MatrixTable has methods for concatenating rows or columns:

MatrixTable.union_cols() joins matrix tables together by performing an inner join on rows while concatenating columns together (similar to paste in Unix). Likewise, MatrixTable.union_rows() performs an inner join on columns while concatenating rows together (similar to cat in Unix).

In addition, Hail provides support for joining data from multiple sources together if the keys of each source are compatible. Keys are compatible if they are the same type, and share the same ordering in the case where tables have multiple keys.

If the keys are compatible, joins can then be performed using Python’s bracket notation []. This looks like right_table[left_table.key]. The argument inside the brackets is the key of the destination (left) table as a single value, or a tuple if there are multiple destination keys.

For example, we can join a matrix table and a table in order to annotate the rows of the matrix table with a field from the table.

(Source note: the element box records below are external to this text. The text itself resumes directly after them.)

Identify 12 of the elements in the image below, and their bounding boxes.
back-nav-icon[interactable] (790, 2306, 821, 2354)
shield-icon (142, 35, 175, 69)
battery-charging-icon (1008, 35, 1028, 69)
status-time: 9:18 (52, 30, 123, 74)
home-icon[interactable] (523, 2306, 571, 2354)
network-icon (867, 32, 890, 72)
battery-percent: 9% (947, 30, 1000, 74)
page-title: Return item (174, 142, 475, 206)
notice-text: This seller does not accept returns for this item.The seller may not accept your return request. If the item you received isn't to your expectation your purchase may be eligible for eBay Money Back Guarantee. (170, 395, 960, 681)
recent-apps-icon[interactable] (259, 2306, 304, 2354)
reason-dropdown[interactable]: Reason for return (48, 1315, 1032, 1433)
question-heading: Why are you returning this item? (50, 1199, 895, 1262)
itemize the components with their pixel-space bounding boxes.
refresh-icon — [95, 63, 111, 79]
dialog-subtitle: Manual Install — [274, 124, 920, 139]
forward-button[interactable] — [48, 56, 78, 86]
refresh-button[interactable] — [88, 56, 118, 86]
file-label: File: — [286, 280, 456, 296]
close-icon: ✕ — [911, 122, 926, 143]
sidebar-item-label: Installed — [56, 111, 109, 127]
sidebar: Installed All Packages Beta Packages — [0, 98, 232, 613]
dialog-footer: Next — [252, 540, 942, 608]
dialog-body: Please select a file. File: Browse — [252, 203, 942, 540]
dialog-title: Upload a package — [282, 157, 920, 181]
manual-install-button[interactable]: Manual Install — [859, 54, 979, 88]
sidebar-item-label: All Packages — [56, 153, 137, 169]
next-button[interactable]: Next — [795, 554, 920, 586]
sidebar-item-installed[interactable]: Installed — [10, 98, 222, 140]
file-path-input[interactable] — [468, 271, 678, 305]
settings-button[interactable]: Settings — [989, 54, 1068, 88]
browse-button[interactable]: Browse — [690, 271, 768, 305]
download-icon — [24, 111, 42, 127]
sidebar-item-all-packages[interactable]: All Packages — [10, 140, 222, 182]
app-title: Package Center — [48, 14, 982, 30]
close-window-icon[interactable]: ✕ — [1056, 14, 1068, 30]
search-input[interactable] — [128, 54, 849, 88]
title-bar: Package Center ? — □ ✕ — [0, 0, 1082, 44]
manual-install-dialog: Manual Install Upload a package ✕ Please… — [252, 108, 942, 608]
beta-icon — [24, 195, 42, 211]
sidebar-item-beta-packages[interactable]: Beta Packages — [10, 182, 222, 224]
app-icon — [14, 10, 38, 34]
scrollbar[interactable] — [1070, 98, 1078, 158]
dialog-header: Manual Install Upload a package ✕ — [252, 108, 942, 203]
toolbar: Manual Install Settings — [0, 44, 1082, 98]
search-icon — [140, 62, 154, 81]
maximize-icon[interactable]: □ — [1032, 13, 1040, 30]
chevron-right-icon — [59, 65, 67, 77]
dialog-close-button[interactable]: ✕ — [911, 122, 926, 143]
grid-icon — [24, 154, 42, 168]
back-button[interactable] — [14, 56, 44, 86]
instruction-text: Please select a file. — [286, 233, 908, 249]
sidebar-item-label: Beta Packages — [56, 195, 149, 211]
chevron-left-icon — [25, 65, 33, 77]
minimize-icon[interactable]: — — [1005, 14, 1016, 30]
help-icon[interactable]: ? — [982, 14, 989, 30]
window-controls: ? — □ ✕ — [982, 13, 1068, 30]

Let gnomad_data be a Table keyed by two row fields with type locus and array<str>, which matches the row keys of mt:

>>> mt_new = mt.annotate_rows(gnomad_ann = gnomad_data[mt.locus, mt.alleles])

If we only cared about adding one new row field such as AF from gnomad_data, we could do the following:

>>> mt_new = mt.annotate_rows(gnomad_af = gnomad_data[mt.locus, mt.alleles]['AF'])

To add all fields as top-level row fields, the following syntax unpacks the gnomad_data row as keyword arguments to MatrixTable.annotate_rows():

>>> mt_new = mt.annotate_rows(**gnomad_data[mt.locus, mt.alleles])

Interacting with Matrix Tables Locally

Some useful methods to interact with matrix tables locally are MatrixTable.describe(), MatrixTable.head(), and MatrixTable.sample_rows(). describe prints out the schema for all row fields, column fields, entry fields, and global fields as well as the row keys and column keys. head returns a new matrix table with only the first N rows. sample_rows returns a new matrix table where the rows are randomly sampled with frequency p.

To get the dimensions of the matrix table, use MatrixTable.count_rows() and MatrixTable.count_cols().